The continual year round sightings of manta rays at Hithadhoo Corner and the identification of manta rays which had not previously been observed elsewhere in the Maldives, led to the invitation of Guy Stevens to Six Senses Laamu. After just five days of diving at Hithadhoo Corner, our humble number of 22 individual manta rays increased to 52 individuals. In only a short space of time, 28 of the newly sighted individuals were identified as completely new to the Maldives database. The Laamu atoll database now contains 50 individuals which have only been sighted in our atoll.

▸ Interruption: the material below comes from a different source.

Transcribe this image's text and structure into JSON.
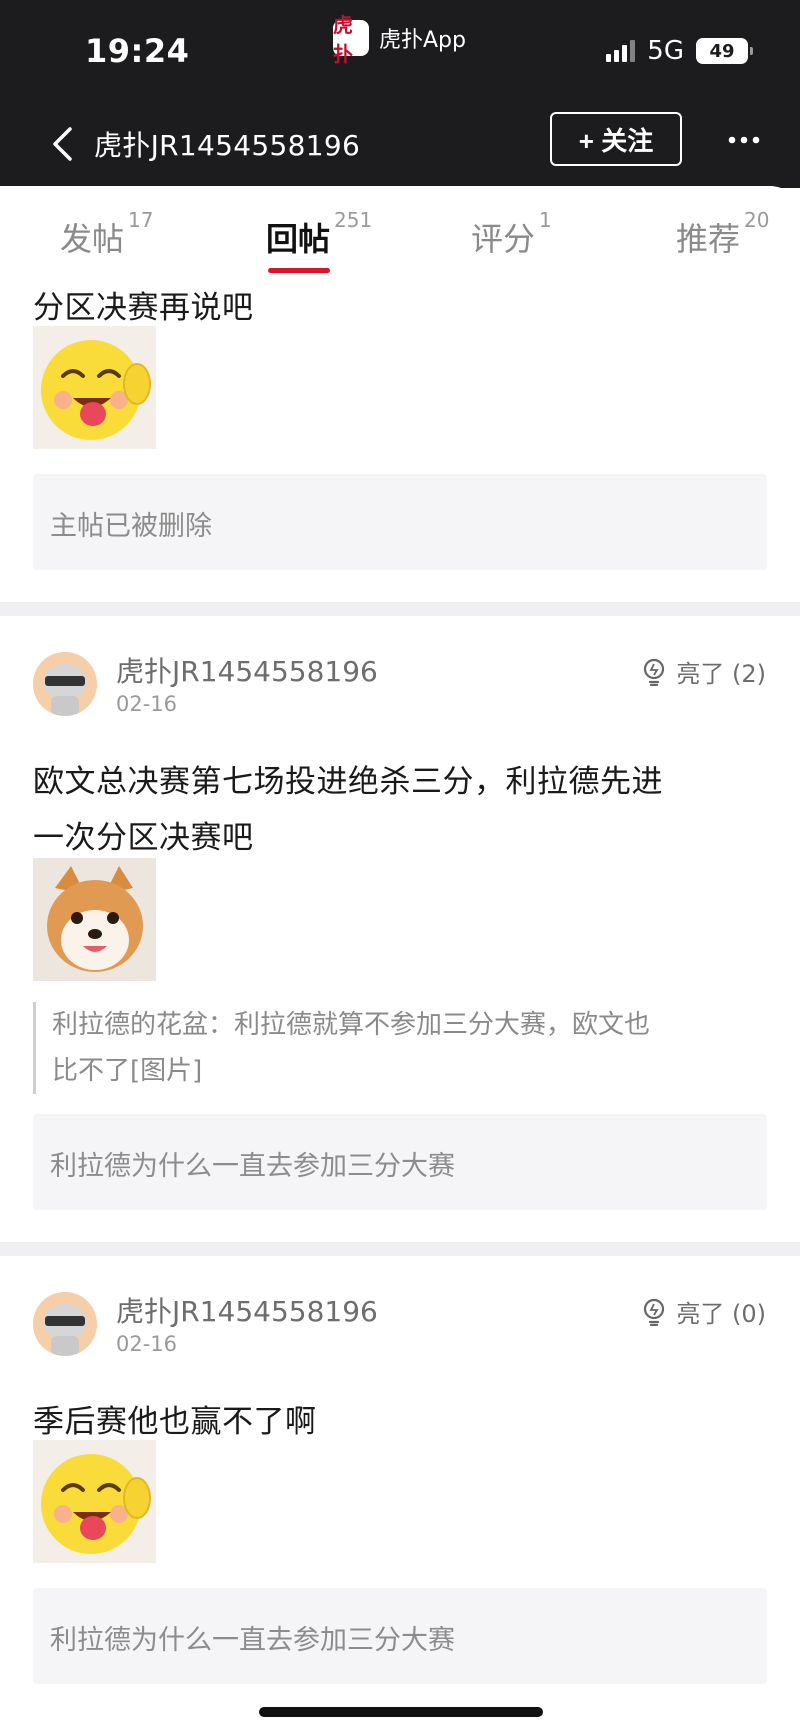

What was particularly interesting and exciting news for Guy Stevens was the identification of two individuals which had previously been sighted in other atolls. Manta ray M35, named Bananarama, was first identified in the Baa atoll in 2005 and observed most years since. Her last sighting in the Baa atoll was in June 2012 and since then she travelled almost 350 km south to the Laamu atoll. The second individual M1446, named Trident, has only been sighted once before, in November 2007 in Addu atoll. Again, this manta ray has travelled almost 400 km across open ocean to Hithadhoo Corner. These extraordinary feats of travel indicate connectivity between the atolls and add to the mystery of these charismatic giants.

Ocean Dimensions and Rachel Lambert, our resident Marine Biologist, will be responsible for continuing to collect manta ray photo-identification images and promoting awareness about manta rays and the Manta Trust throughout the resort. Six Senses Laamu and Ocean Dimensions look forward to furthering the research of the manta rays found at Hithadhoo Corner and working together with the Manta Trust to ensure a vibrant, sustainable future for our local manta ray population.

In addition to our ongoing weekly talks on Mantas hosted by Rachel, the team of dive professionals at Ocean Dimensions will also be sharing insights and interesting facts on the majestic Mantas with our guests joining regular dives to Hithadhoo Corner. As a partner of the Manta Trust and a supporter of the Maldivian Manta Ray Project, the resort will also be able to provide a new array of educational tools to better educate our neighbouring local communities on the importance, and vulnerability of, our Laamu Atoll manta ray population.